2 May, 2016
A travel industry column branded The Irritant? Whatever for?
Soon after my 1978 move to Thailand, I began to seek a better understanding of Buddhism, the way of life in this country. One book on Buddhist management techniques offered this five-step guide to decision-making: Listen, Think, Question, Decide and Act.
Right at the heart of those five steps, like an intersection at the crossroads of life, is the word “Question”.
The enlightened Lord Buddha was right. Asking questions is central to establishing truth and justice, promoting transparency, democracy and accountability. It sets check and balance mechanisms for those in power, and advances healthy debate and discussion.
An over-arching right to question, question, question is good for the system.
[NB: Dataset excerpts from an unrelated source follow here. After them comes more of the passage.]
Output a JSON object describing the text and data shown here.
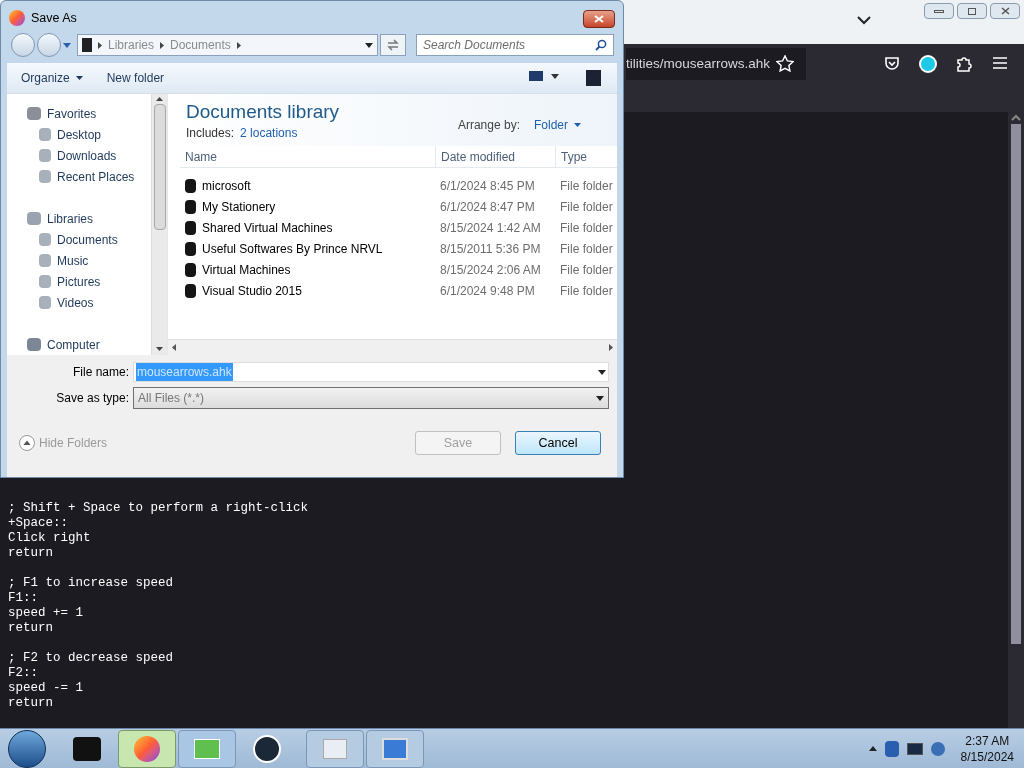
{
  "browser": {
    "url": "tilities/mousearrows.ahk",
    "code_blocks": [
      [
        "; Shift + Space to perform a right-click",
        "+Space::",
        "Click right",
        "return"
      ],
      [
        "; F1 to increase speed",
        "F1::",
        "speed += 1",
        "return"
      ],
      [
        "; F2 to decrease speed",
        "F2::",
        "speed -= 1",
        "return"
      ]
    ]
  },
  "dialog": {
    "title": "Save As",
    "address_path": [
      "Libraries",
      "Documents"
    ],
    "search": {
      "placeholder": "Search Documents"
    },
    "toolbar": [
      "Organize",
      "New folder"
    ],
    "nav": [
      {
        "label": "Favorites",
        "children": [
          {
            "label": "Desktop"
          },
          {
            "label": "Downloads"
          },
          {
            "label": "Recent Places"
          }
        ]
      },
      {
        "label": "Libraries",
        "children": [
          {
            "label": "Documents"
          },
          {
            "label": "Music"
          },
          {
            "label": "Pictures"
          },
          {
            "label": "Videos"
          }
        ]
      },
      {
        "label": "Computer"
      }
    ],
    "library": {
      "title": "Documents library",
      "includes_label": "Includes:",
      "includes_link": "2 locations",
      "arrange_label": "Arrange by:",
      "arrange_value": "Folder"
    },
    "columns": [
      "Name",
      "Date modified",
      "Type"
    ],
    "rows": [
      {
        "name": "microsoft",
        "date": "6/1/2024 8:45 PM",
        "type": "File folder"
      },
      {
        "name": "My Stationery",
        "date": "6/1/2024 8:47 PM",
        "type": "File folder"
      },
      {
        "name": "Shared Virtual Machines",
        "date": "8/15/2024 1:42 AM",
        "type": "File folder"
      },
      {
        "name": "Useful Softwares By Prince NRVL",
        "date": "8/15/2011 5:36 PM",
        "type": "File folder"
      },
      {
        "name": "Virtual Machines",
        "date": "8/15/2024 2:06 AM",
        "type": "File folder"
      },
      {
        "name": "Visual Studio 2015",
        "date": "6/1/2024 9:48 PM",
        "type": "File folder"
      }
    ],
    "file_name_label": "File name:",
    "file_name": "mousearrows.ahk",
    "type_label": "Save as type:",
    "save_type": "All Files (*.*)",
    "hide_folders": "Hide Folders",
    "buttons": [
      {
        "label": "Save",
        "disabled": true
      },
      {
        "label": "Cancel",
        "disabled": false
      }
    ]
  },
  "taskbar": {
    "time": "2:37 AM",
    "date": "8/15/2024"
  }
}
It prevents absolute power from corrupting absolutely.
It is the path to Enlightenment.
In the 1980s and 90s, the travel trade media excelled in asking questions. Veteran journalists such as Murray Bailey, Don Ross, Mike Woolley, Ian Marshman, Jonathan Conquest, Tony Glanville, Yeoh Siew Hoon and I enjoyed industry press conferences at which probing, challenging questions were the order of the day.
In turn, many industry leaders liked being intellectually challenged. It was nothing personal. They had a job to do, and we had ours. Each side was ready for a thrust-and-parry session. The level of maturity and mutual respect was high enough to allow even the most ferociously antagonistic media conferences to be accompanied by personal conviviality.
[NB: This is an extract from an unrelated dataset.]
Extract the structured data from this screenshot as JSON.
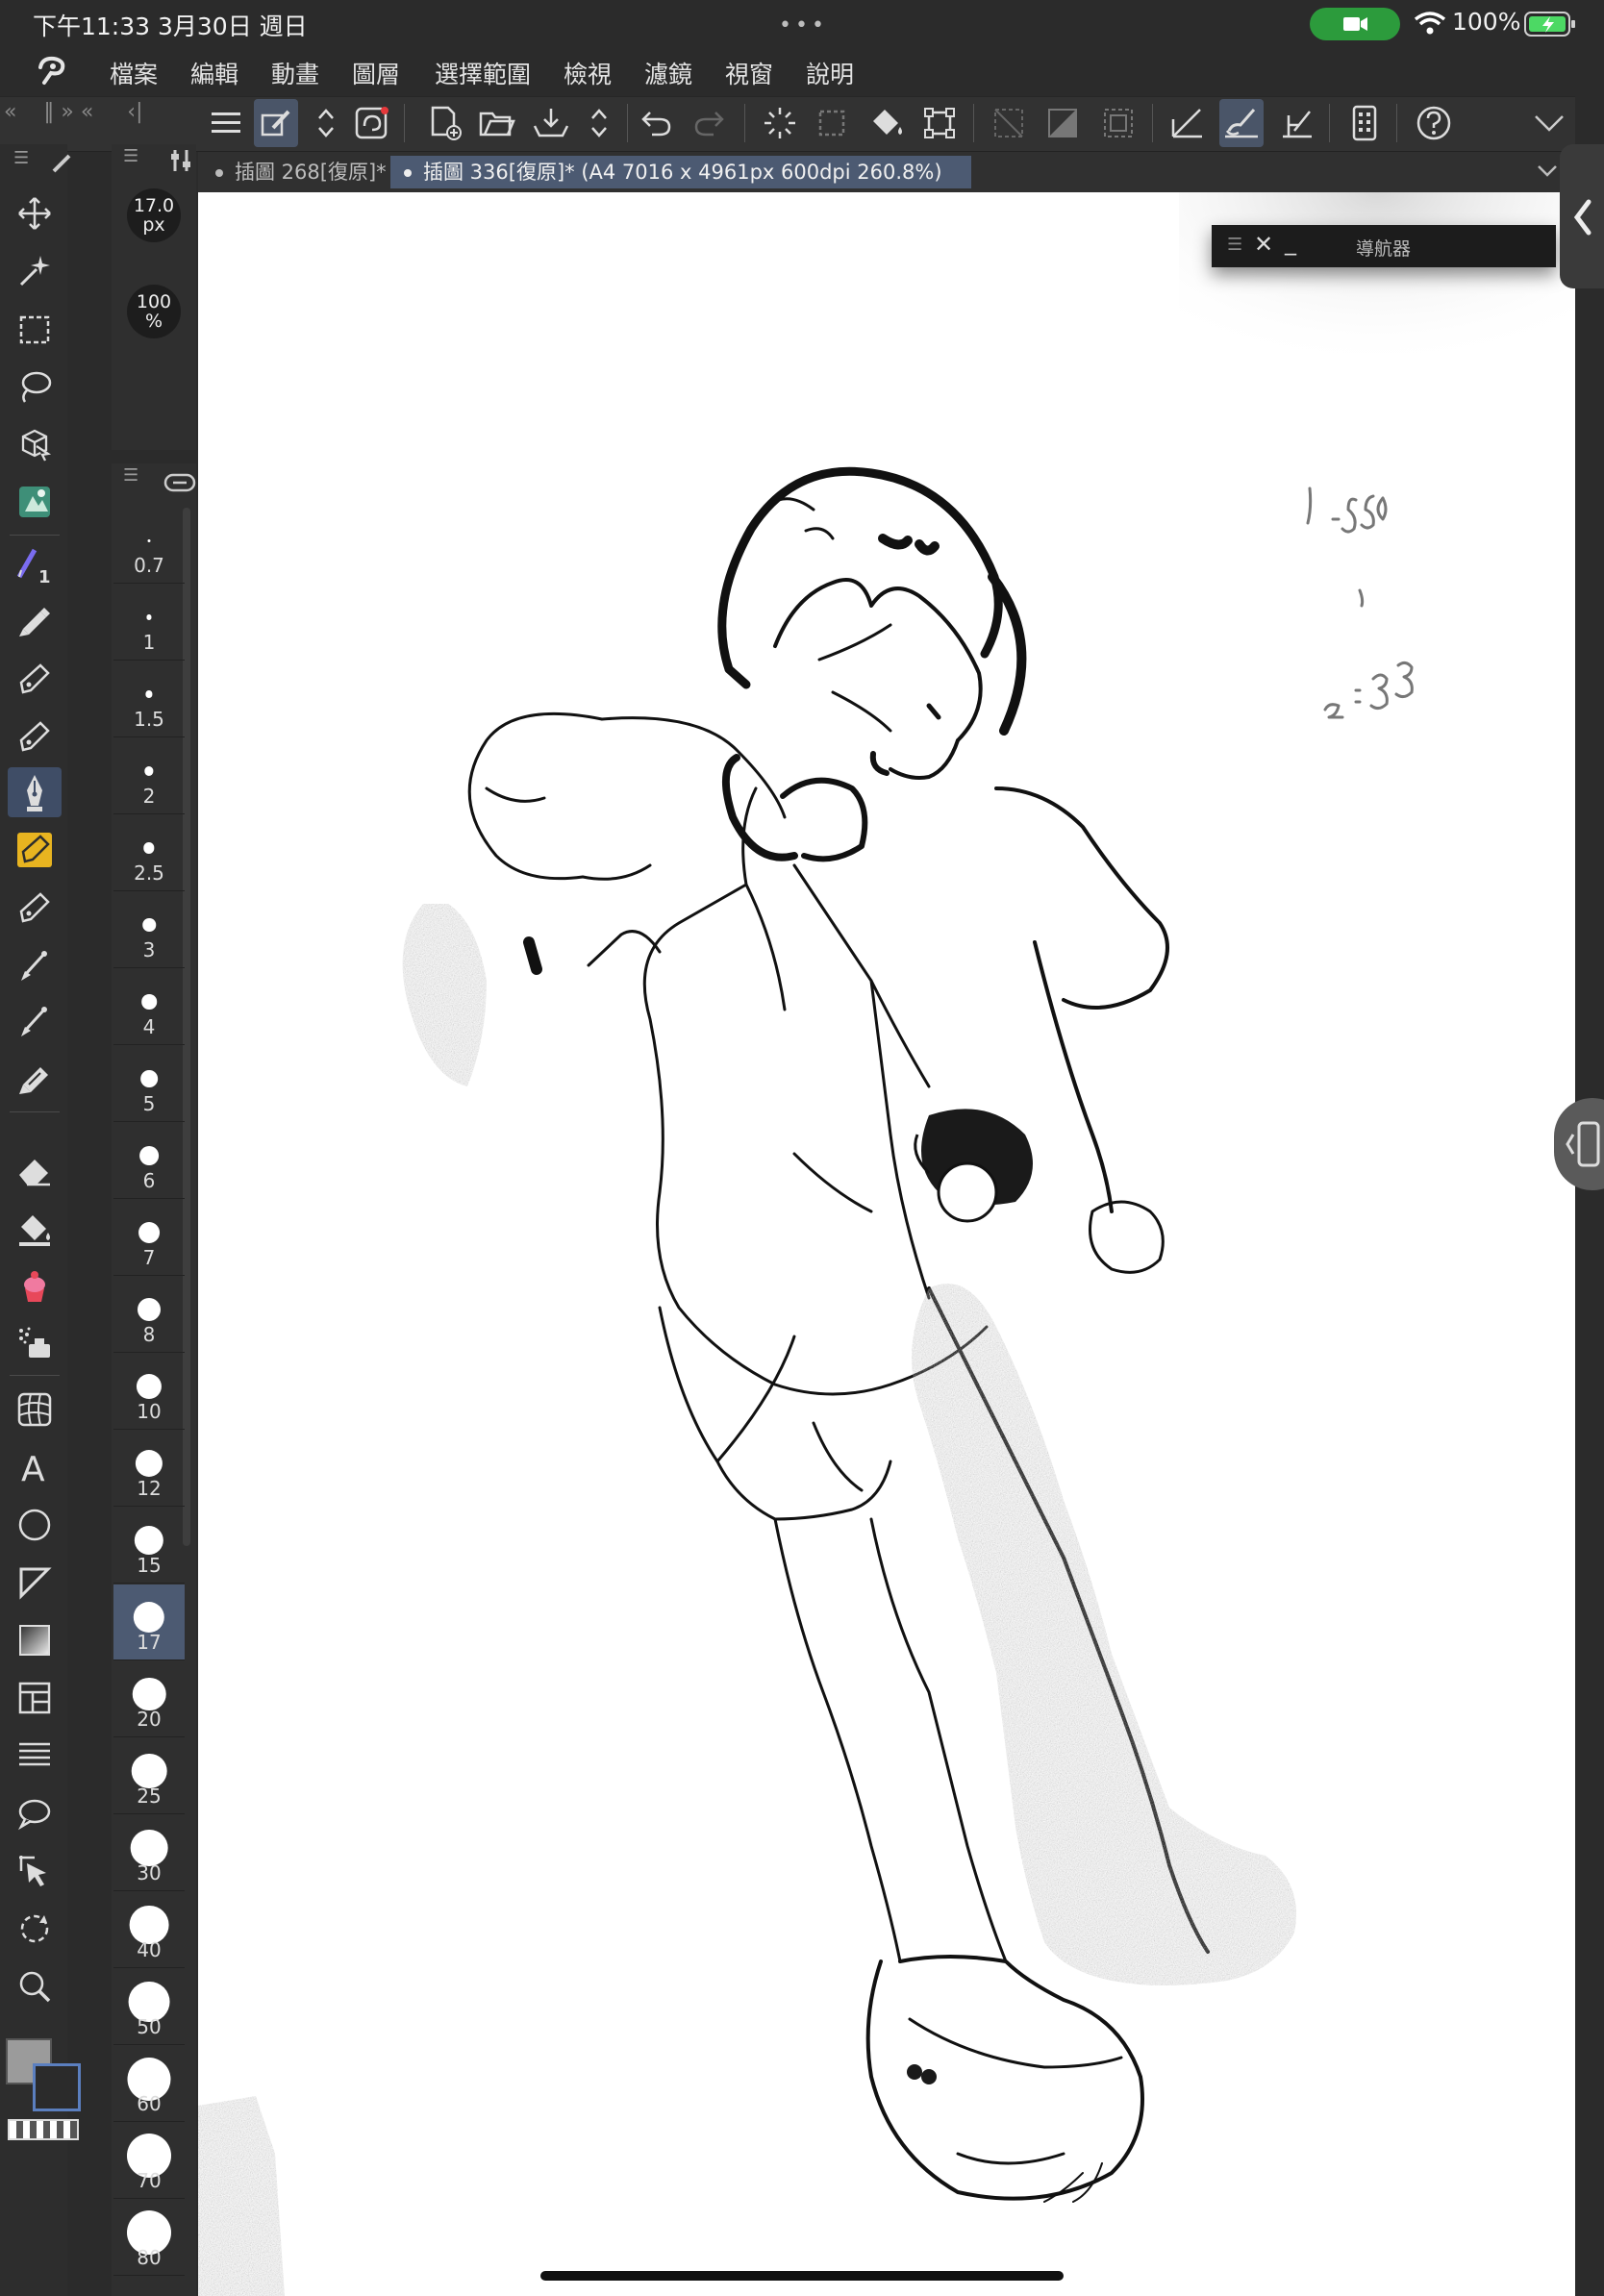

Today, the young generation of journalists is discouraged from upsetting anyone who could even remotely upset a publication’s gravy train. Industry leaders, many of whom also control marketing budgets, dislike being challenged. Most are now well trained to dodge and evade hard questions.
The result is plain to see. A dull, dumbed-down travel industry with a shocking level of intolerance for alternative perspectives.
It’s not just in the travel industry. Globally, the ability to question is eroding even as the need to question is growing. The recent Global Media Freedom Index warns that quality journalism is under enormous commercial and political pressure. As freedoms to discuss and debate deteriorate, thanks to religious extremists of all ilks, draconian governments and ruthless corporate oligarchs, the need for probing, challenge questions is higher than ever.
Demanding answers to sharp questions can, and has, changed the course of history. In the 1970s, journalists challenging the official narrative ended the Vietnam War by awakening the American people and the world to the lies of the U.S. military. Another set of gutsy journalists exposed the lies of a U.S. President and forced his resignation in what became known as the Watergate scandal.
In the travel industry, my colleague Don Ross and I worked with PATA whistleblowers to question and expose the sorry state of PATA’s finances, forcing the ouster of former CEO Peter de Jong. We also dissected the official narrative of the USAID-funded tourism marketing assistance project for ASEAN and raised enough questions about its dubious process to get it aborted.
Making industry leaders squirm remains my forte. At the October 2015 ITB Asia, I asked former WTTC Chairman Michael Frenzel about whether it would be only a matter of time before WTTC member corporations are snared by tax-evasion investigations. He evaded the question, but the global OECD-led crackdown on corporate tax evasion and the recent expose of the Panama Papers have proved my question to be spot-on.
Today, questions do not need to be posed only in press conferences. They can be posed in public, tweeted and shared, debated in chat-rooms and via social media. And there is no shortage of such questions waiting to be asked.
Hence, this new weekly column, aptly called The Irritant.
Unique in the annals of travel industry journalism, it is designed to irritate because that is what the best questions should do. Each column will be headlined by a question that will either require an answer or trigger some soul-searching about the need for one.
The inaugural column launched today poses a very fundamental question: Can the Travel & Tourism Industry Think? It sets the tone for future columns. It is my fervent hope that they will raise enough public eyebrows to force positive change in the way the travel industry does business.
Asking questions and demanding accountability of those in power is a universal human right. Systems riddled with cronyism and corruption are not overthrown by toadies but by those who break the shackles of conformity and go against the grain, often at great personal risk to themselves and their families.
The security apparatus claims that those who have done nothing wrong should have nothing to fear. The same applies in reverse, too. The security apparatus, governments and corporations which have done nothing wrong should have nothing to fear, either.
If the fundamental premise of the rule of law is that no-one should be above the law, enforcing the rule of law begins with a sharp, pointed question. Exactly as advised by the Lord Buddha – Listen, Think, QUESTION, Decide and then Act.
Verily, it IS the Path to Enlightenment.